In November, the FDA's Pediatric Advisory Committee reviewed safety data on oseltamivir and concluded there were no new safety concerns regarding the drug and no cause for concern about any neuropsychiatric events.
Possible neuropsychiatric events had been reported to the Roche Pharmaceuticals Inc. safety database. Through June 2005, a total of 67 neuropsychiatric events had been reported in 59 patients, with 19 cases of convulsion/encephalitis/encephalopathy, 15 cases of depressed consciousness, and 13 cases of hallucination/delirium, according to information provided by Roche to the FDA. However, in 51 of the patients, there was an alternative explanation for the event, and in 6 cases there was incomplete information, leaving only two cases—both described as cases of “abnormal behavior”—that could not be ruled out as possibly vaccine-associated.

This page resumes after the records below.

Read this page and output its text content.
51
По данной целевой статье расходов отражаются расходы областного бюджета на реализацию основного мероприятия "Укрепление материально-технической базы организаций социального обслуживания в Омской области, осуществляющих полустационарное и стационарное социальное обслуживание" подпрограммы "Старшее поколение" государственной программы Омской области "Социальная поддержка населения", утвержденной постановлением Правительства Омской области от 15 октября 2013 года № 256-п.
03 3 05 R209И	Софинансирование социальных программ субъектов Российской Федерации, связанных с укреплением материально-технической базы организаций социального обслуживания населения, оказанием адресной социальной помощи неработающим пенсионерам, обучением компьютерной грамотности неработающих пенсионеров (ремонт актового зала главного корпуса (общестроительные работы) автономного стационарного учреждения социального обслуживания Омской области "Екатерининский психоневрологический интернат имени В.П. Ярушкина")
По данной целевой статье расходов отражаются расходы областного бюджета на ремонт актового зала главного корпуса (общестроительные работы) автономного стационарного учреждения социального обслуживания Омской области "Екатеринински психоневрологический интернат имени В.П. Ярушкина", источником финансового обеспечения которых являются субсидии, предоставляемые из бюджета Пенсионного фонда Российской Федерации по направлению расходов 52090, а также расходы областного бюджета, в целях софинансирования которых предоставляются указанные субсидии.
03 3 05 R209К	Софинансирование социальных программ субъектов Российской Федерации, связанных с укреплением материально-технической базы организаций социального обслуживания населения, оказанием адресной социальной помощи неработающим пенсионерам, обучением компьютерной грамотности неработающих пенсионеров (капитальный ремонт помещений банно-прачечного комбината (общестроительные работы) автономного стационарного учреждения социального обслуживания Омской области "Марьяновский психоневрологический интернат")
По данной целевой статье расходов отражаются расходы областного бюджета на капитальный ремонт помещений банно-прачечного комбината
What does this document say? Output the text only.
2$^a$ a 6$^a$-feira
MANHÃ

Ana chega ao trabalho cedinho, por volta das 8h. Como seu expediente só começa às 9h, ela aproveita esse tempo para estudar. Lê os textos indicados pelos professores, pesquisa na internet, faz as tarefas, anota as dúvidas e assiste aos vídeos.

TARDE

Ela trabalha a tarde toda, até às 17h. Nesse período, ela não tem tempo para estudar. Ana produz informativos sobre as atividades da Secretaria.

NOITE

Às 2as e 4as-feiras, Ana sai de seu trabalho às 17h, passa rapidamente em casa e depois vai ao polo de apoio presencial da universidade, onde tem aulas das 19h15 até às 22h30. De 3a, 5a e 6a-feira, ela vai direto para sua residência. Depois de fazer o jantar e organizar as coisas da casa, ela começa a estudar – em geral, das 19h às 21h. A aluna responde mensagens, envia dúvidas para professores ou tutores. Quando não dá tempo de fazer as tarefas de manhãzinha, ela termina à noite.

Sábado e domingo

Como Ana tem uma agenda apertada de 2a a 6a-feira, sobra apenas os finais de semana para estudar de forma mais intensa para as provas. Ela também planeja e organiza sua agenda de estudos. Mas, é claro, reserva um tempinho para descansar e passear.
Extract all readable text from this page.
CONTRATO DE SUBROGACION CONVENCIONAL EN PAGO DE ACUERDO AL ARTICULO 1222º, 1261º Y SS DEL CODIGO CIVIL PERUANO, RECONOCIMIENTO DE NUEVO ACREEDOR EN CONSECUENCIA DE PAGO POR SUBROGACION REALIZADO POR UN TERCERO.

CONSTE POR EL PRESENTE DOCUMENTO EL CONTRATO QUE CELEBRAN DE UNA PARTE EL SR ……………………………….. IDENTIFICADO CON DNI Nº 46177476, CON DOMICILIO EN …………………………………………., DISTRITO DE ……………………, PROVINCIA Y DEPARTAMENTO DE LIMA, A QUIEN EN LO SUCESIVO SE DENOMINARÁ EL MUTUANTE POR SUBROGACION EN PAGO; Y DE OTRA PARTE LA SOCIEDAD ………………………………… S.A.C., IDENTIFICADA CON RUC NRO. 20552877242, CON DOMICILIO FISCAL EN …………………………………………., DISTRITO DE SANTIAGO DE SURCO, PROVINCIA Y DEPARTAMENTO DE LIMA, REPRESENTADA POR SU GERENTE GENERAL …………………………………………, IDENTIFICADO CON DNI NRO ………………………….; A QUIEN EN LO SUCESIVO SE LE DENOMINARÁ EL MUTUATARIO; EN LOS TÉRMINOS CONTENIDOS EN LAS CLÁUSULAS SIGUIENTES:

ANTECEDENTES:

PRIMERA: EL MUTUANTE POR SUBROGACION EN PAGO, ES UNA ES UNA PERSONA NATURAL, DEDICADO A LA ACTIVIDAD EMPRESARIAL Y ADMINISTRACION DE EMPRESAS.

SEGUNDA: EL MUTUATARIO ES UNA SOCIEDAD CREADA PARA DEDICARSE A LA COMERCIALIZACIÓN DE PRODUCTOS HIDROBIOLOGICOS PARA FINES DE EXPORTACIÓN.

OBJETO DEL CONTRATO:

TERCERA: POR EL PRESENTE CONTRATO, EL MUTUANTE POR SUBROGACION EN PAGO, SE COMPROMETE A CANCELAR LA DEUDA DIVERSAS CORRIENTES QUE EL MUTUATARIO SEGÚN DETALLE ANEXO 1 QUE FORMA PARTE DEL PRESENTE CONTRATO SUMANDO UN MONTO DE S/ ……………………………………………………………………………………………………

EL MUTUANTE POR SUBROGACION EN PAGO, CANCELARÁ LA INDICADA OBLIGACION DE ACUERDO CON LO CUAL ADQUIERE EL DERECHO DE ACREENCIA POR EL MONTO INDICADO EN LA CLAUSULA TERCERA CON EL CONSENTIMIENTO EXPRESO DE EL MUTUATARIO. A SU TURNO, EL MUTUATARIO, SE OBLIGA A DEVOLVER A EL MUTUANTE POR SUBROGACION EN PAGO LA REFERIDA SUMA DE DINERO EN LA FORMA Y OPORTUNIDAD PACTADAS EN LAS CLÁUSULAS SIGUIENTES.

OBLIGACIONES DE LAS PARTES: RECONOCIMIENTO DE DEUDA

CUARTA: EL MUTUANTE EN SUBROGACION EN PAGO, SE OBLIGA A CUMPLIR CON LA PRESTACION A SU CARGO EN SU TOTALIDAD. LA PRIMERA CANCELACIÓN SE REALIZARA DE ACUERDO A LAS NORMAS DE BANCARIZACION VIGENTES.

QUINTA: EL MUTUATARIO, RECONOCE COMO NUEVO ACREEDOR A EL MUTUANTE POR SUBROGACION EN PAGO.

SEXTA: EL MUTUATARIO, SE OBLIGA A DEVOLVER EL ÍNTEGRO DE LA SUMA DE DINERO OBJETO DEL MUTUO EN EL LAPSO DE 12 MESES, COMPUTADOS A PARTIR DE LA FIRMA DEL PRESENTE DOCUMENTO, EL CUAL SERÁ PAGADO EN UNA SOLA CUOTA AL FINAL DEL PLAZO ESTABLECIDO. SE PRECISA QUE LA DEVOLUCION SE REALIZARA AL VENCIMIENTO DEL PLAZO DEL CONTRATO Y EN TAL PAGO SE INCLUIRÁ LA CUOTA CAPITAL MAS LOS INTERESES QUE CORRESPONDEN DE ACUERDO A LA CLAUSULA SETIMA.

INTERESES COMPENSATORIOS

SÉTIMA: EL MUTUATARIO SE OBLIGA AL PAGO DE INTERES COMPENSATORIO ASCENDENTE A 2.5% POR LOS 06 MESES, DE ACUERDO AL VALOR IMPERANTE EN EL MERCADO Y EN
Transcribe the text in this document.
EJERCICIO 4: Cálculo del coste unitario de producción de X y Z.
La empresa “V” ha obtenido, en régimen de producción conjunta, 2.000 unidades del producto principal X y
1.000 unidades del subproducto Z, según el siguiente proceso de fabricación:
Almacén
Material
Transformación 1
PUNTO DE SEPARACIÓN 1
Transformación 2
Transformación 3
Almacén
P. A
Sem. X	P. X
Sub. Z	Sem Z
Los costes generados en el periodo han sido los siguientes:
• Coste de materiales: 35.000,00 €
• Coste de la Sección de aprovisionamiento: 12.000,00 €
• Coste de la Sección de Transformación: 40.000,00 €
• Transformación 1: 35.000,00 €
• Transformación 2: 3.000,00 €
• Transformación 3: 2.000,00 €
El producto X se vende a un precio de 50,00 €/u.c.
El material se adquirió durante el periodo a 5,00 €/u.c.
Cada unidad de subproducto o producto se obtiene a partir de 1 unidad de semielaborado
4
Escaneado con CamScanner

The vast majority of these cases were reported from Japan, where the drug is used much more frequently than anywhere else in the world, and only one of the 59 cases occurred in the United States. To date, more than 13 million doses of oseltamivir have been administered to children less than 16 years of age, and, in the United States, oseltamivir is the most prescribed antiviral medication, according to Roche.
Roche has been asked by the FDA to update the labeling of oseltamivir to warn of the rare possibility of skin rash and other hypersensitivity reactions (anaphylaxis).
In other recent oseltamivir news, Vietnamese officials have reported that in four of eight avian flu cases treated with oseltamivir, the drug was not effective. In two of those cases, the patients had or developed resistant disease. One of those cases was in a 13-year-old girl, who was definitely known to have been treated early with adequate doses (N. Engl. J. Med. 2005;353:2667–72). In the other two cases, the drug probably was started too late, reported Dr. Menno de Jong of the Hospital for Tropical Diseases, Ho Chi Minh City.
Dr. Anne Moscona, professor of pediatrics and microbiology and immunology at Weill Medical College of Cornell University, New York, said in an accompanying editorial that this confirmation of resistant avian flu highlighted the need to discourage the general population from stockpiling the medication, since nonphysicians would be more likely to misuse the drug, which would favor the development of more resistance (N. Engl. J. Med. 2005;353:2633–6).
Misuse of oseltamivir in children would be particularly worrisome, since children are usually a main source of the spread of influenza in a community, have higher viral loads, and excrete virus for a longer period of time.